Quarterback Alex Smith acknowledged afterward that the 2017 Chiefs underachieved, and it's hard to argue with him on that point.

Beyond the blown leads, Reid is costing the Chiefs in the playoffs in other ways. His game management has been a problem at times in the postseason. The Chiefs were deliberate offensively despite being down by two touchdowns in the fourth quarter of a game in New England two years ago. They eventually scored a touchdown but took so much time in doing so they had no choice but to try an onside kick to keep the ball.

With the Patriots aware it was coming, the tactic failed and the Chiefs lost.

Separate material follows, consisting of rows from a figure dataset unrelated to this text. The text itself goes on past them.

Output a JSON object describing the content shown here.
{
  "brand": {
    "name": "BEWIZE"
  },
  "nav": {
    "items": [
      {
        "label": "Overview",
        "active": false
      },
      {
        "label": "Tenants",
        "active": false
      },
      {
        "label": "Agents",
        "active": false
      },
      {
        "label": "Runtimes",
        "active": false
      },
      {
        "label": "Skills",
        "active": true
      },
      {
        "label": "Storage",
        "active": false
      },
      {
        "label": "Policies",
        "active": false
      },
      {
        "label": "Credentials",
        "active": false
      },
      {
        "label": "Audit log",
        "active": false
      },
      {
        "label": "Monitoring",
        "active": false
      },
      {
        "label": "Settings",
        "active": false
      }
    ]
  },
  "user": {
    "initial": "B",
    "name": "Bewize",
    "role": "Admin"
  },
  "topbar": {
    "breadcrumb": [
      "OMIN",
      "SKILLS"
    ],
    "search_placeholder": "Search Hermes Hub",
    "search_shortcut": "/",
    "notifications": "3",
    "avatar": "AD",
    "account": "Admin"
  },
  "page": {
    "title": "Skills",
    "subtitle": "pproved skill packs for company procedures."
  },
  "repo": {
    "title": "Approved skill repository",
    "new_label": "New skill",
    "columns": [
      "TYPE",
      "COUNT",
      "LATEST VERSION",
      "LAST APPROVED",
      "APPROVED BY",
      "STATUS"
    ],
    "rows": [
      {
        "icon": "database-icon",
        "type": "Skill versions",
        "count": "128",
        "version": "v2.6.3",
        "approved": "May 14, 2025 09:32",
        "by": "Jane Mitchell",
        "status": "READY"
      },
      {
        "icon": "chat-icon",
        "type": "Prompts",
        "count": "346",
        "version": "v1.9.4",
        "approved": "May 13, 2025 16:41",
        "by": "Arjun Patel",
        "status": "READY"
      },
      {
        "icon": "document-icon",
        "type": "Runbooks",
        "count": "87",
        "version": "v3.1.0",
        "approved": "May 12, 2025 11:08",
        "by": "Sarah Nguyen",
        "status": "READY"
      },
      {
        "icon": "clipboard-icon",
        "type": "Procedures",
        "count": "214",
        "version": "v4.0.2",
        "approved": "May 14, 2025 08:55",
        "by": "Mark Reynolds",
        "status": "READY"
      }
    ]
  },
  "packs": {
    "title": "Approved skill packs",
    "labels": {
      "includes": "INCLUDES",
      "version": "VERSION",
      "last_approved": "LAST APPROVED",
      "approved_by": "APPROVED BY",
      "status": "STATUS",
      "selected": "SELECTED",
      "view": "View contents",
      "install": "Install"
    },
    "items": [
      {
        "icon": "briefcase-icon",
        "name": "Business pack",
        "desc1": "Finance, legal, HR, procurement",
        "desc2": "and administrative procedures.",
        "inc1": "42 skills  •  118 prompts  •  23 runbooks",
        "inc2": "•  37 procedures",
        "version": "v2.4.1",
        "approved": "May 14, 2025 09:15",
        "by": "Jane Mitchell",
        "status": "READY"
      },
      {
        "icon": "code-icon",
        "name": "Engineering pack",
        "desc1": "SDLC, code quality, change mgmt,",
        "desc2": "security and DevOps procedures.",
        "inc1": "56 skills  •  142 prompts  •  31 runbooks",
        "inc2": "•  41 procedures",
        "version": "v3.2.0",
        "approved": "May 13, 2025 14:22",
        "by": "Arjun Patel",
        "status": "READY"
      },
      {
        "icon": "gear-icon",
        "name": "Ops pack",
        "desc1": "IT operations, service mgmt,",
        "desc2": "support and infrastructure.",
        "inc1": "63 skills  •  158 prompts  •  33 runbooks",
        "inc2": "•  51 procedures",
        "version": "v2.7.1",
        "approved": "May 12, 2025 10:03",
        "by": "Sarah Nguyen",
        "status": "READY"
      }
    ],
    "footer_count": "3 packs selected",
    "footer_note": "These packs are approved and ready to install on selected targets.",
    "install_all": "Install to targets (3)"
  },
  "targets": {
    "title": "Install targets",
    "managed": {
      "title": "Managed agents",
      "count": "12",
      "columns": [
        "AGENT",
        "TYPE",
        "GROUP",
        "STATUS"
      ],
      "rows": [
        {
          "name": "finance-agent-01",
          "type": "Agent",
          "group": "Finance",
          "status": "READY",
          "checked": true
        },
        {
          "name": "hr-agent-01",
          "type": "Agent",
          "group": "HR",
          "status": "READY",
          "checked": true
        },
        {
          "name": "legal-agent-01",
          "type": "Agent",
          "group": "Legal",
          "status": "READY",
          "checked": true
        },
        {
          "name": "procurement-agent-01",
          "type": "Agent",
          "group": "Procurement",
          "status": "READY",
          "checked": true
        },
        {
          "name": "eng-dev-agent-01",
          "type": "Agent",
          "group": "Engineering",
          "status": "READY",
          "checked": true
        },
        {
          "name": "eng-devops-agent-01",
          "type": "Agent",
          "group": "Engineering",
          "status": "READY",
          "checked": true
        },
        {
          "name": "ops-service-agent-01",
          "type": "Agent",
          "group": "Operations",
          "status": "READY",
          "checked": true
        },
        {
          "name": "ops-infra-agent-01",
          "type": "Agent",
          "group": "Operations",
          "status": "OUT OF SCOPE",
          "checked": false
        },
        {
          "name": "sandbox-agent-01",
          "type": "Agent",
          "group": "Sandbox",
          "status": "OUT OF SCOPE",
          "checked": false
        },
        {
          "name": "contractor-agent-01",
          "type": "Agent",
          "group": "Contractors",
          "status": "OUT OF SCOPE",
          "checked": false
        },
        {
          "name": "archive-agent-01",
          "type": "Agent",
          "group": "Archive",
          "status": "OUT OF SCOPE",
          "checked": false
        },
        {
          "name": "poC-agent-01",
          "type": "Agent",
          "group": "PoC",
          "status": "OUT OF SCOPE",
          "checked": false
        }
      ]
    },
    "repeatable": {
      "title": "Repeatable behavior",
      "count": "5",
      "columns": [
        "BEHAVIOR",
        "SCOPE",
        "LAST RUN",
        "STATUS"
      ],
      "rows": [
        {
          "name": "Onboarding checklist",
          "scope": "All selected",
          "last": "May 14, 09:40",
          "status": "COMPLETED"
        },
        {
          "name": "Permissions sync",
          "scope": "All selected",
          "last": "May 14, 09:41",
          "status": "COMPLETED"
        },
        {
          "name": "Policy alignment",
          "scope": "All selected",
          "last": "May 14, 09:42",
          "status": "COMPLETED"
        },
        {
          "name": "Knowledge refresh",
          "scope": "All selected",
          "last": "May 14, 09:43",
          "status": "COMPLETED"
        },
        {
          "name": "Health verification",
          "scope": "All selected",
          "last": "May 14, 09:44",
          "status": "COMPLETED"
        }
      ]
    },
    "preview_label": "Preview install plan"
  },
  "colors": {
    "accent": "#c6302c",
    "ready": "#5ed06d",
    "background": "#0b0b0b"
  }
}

Trailing the Titans by a point with two minutes to go in the fourth quarter, the Chiefs tried to convert on fourth-and-9 from the Tennessee 44 with all three timeouts remaining. Smith's pass for Albert Wilson was incomplete and the Chiefs were doomed, never to get the ball back.

It's important to remember here how bad the Chiefs were when Reid arrived. They were a forlorn franchise that won no more than four games in four of the six previous seasons. They were barely competitive in each of their two playoff games before his arrival.

He was hired to provide some much-needed stability and Reid has accomplished that. The Chiefs have made the playoffs in four of his five seasons. They've won back-to-back division titles for the first time in franchise history.

That counts for something. But its meaning loses impact when the Chiefs continually can't budge beyond their opening playoff game. They did that once, two years ago against a dismal opponent in the Houston Texans.

Reid at this juncture looks like a coach who is good enough to get the Chiefs to the playoffs but not beyond. That's why they have to take a moment or two to ponder whether he's still the right guy for the job.